The logic here is that whether those female Apple employees freeze their eggs or not will now be determined not only by the usual self-selection factors, but also by something exogenous, namely the company’s new policy. Presuming (reasonably) that they did not know that the policy was going to be implemented before they chose to work at Apple versus a different tech company, the instrument should exert no effect on the outcome except through the policy in question.
So, what would you hypothesize? Will more egg-freezing lead to more or fewer women becoming mothers? On the one hand, one could argue that knowing that the eggs are frozen would lead more women to delay childbirth for longer, perhaps to the point where it was no longer possible. This would mean that the egg freezing option lowers the likelihood of giving birth.

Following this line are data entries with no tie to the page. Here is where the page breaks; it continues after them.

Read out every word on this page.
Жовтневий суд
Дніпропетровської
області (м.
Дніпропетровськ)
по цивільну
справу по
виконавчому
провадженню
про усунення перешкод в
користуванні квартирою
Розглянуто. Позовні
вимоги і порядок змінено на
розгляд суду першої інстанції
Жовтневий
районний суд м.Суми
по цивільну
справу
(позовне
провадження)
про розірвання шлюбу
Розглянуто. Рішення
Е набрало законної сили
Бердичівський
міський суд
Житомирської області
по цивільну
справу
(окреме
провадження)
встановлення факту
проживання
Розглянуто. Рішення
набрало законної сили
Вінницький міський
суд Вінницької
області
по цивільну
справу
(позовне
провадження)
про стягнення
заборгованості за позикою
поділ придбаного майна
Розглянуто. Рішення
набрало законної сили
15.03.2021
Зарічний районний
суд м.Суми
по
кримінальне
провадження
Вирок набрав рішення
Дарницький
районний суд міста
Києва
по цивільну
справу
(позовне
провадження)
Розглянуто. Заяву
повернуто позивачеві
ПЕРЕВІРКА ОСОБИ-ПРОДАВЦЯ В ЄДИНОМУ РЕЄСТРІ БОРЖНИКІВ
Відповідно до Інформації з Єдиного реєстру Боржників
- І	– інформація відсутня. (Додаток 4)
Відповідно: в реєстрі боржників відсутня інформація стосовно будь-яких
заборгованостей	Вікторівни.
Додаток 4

But I expect the opposite, because of two countervailing forces, sunk costs and public commitment. Egg freezing involves a significant amount of work, which will be experienced as a loss if the woman never has kids. Of course, the work has been done regardless, but there is good evidence that that is not how we think about sunk costs. Rather, we want to justify them by following through. Public commitment would also work in favor of more births. We are generally more likely to make major behavioral changes when we make others aware of our plans. If you tell yourself you are dieting and leave it at that, you are less likely to lose weight than if you decline a dessert and say loudly to everyone at the table “No thanks, I am trying to lose 10 pounds”. Egg-freezing involves some public commitment to a future behavior; you don’t have to announce it to your co-workers but you will obviously tell the health care staff and perhaps people close to you as well. That in itself makes it more likely that you will follow through, even beyond the sunk costs effect.
So that’s my bet, to be evaluated empirically with an instrumental variables study: This policy will lead more, not fewer, women to become mothers.